11.13.2013

De... El amor dura tres años. Parte II

VIII Para los que se han perdido el principio

-La vida funciona de tal manera que, justo cuando empiezas a ser un poquitín feliz, te llama al orden.



IX Lluvia sobre Copacabana

-Los cuentos de hadas sólo existen en los cuentos de hadas. La verdad resulta más decepcionante. La verdad siempre es decepcionante, ésa es la razón por la cual todo el mundo miente.

-...el amor empieza en agua de rosas y acaba en agua de borrajas.


X Palacio de justicia de París

-El divorcio es una pérdida de la virginidad mental. A falta de esa «buena guerra» que nos mereceríamos, este tipo de desastres (como perder a tu madre o a tu padre, quedar paralítico a causa de un accidente de tráfico, perder tu casa por culpa de un despido abusivo) son los únicos acontecimientos que nos enseñan a convertirnos en hombres.



XI El hombre de 30 años

-...no te haces ninguna pregunta antes de los treinta años, y cuando los cumples, ya es demasiado tarde para responderla...


-La cosa funciona así: tienes veinte años, te diviertes un poco y, cuando te despiertas, ya tienes treinta.
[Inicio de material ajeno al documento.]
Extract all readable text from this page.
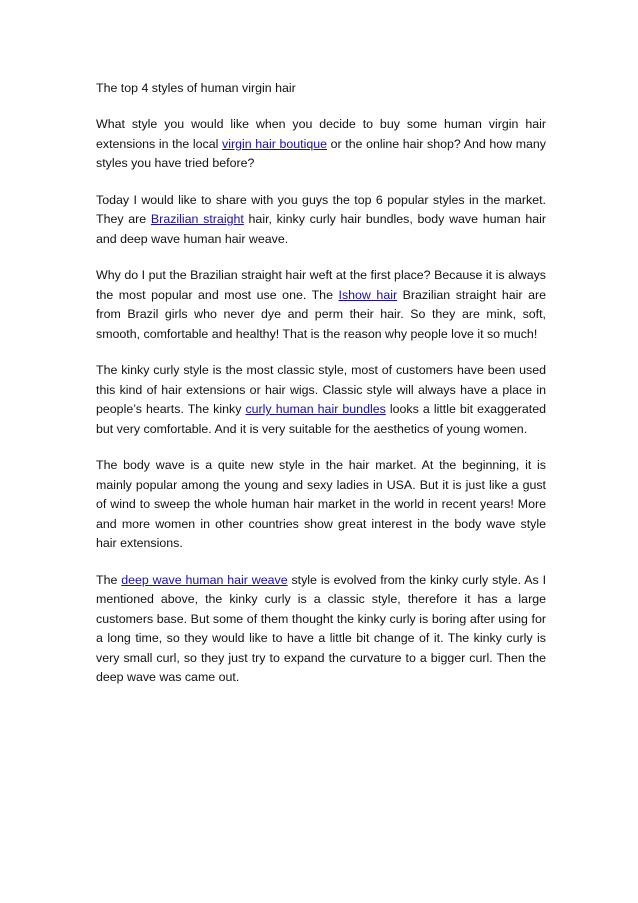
The top 4 styles of human virgin hair

What style you would like when you decide to buy some human virgin hair extensions in the local virgin hair boutique or the online hair shop? And how many styles you have tried before?

Today I would like to share with you guys the top 6 popular styles in the market. They are Brazilian straight hair, kinky curly hair bundles, body wave human hair and deep wave human hair weave.

Why do I put the Brazilian straight hair weft at the first place? Because it is always the most popular and most use one. The Ishow hair Brazilian straight hair are from Brazil girls who never dye and perm their hair. So they are mink, soft, smooth, comfortable and healthy! That is the reason why people love it so much!

The kinky curly style is the most classic style, most of customers have been used this kind of hair extensions or hair wigs. Classic style will always have a place in people’s hearts. The kinky curly human hair bundles looks a little bit exaggerated but very comfortable. And it is very suitable for the aesthetics of young women.

The body wave is a quite new style in the hair market. At the beginning, it is mainly popular among the young and sexy ladies in USA. But it is just like a gust of wind to sweep the whole human hair market in the world in recent years! More and more women in other countries show great interest in the body wave style hair extensions.

The deep wave human hair weave style is evolved from the kinky curly style. As I mentioned above, the kinky curly is a classic style, therefore it has a large customers base. But some of them thought the kinky curly is boring after using for a long time, so they would like to have a little bit change of it. The kinky curly is very small curl, so they just try to expand the curvature to a bigger curl. Then the deep wave was came out.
-Uno se casa exactamente igual que pasa el bachillerato o se saca el permiso de conducir: siempre procura adaptarse al mismo molde para ser normal, normal, normal a cualquier precio. Al no poder estar por encima del resto del mundo, deseamos ser igual que todo el mundo por miedo a quedar por debajo.
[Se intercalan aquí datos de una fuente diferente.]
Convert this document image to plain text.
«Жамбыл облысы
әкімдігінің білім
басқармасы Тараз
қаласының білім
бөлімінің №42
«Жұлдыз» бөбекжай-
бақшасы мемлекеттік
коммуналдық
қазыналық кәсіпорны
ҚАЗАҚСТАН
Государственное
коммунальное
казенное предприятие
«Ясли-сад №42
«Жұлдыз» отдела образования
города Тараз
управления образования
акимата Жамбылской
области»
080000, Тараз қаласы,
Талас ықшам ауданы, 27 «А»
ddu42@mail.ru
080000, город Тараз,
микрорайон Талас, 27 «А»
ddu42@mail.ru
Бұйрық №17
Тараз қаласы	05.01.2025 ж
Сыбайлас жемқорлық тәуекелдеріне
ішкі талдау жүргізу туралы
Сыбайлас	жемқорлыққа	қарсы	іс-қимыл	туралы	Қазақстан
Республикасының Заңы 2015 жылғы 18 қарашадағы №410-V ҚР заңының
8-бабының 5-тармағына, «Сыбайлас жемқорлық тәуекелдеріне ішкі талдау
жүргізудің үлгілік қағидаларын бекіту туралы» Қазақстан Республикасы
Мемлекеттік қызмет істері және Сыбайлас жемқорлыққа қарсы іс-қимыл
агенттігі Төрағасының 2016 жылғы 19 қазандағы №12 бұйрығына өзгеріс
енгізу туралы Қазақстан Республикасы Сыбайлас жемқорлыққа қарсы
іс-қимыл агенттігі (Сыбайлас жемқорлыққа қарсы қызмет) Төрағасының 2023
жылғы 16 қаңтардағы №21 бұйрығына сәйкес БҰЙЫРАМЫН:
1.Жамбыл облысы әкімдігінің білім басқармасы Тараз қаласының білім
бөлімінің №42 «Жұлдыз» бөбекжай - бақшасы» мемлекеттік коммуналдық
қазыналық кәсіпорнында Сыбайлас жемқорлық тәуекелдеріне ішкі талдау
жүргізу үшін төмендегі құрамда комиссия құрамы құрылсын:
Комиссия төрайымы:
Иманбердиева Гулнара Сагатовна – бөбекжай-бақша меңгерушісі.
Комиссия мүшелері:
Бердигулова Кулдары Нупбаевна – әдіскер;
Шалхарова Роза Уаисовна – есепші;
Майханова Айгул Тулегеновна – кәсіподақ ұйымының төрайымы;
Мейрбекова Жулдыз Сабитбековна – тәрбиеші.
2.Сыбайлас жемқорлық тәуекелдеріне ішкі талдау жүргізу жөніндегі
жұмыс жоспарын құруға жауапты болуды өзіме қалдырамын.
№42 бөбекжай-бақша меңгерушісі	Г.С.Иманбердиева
-...llevaba demasiado tiempo engañándome a mí mismo para, un día, empezar a engañar a otra persona.


XII Las ilusiones perdidas

-Yo nunca tengo suficiente: cuando una chica me gusta, quiero enamorarme de ella: cuando me enamoro, quiero besarla; una vez que la he besado, quiero acostarme con ella; cuando me he acostado con ella, quiero vivir con ella en un apartamento; cuando vivo con ella en un apartamento, quiero casarme con ella; cuando me he casado con ella, conozco a otra chica que me gusta.

-El hombre es un animal insatisfecho que se debate entre varias frustraciones.

-Empecé a rechazar la mano de Anne a todas horas. Me cogía suavemente de la mano o del brazo, o dejaba su mano sobre mi muslo cuando estábamos viendo la tele, ¿y qué veía yo? Una mano blanda, blancuzca, con la consistencia de un guante de goma. Me producía escalofríos de asco. Era como si acabara de ponerme un pulpo encima. Me sentía culpable: ¿Dios mío, cómo he podido llegar a esto? Me había convertido en la furcia del libro de Dan Franck. Ella insistía en entrelazar nuestros dedos. Yo me esforzaba, sin lograr reprimir una mueca. Me levantaba de un salto, digamos que para ir a mear, en realidad sólo para huir de aquella mano. Luego volvía sobre mis pasos, carcomido por los remordimientos, y miraba su mano, que tanto había amado. Aquella misma mano que le había pedido ante Dios. La misma mano por la que, tres años antes, habría dado la vida para tenerla así. Y sólo sentía odio hacia mí mismo, vergüenza por ella, indiferencia, deseos de ponerme a llorar. Y apretaba contra mi corazón aquel pulpo blandengue, y le hacía un besamanos empapado de tristeza y de despecho.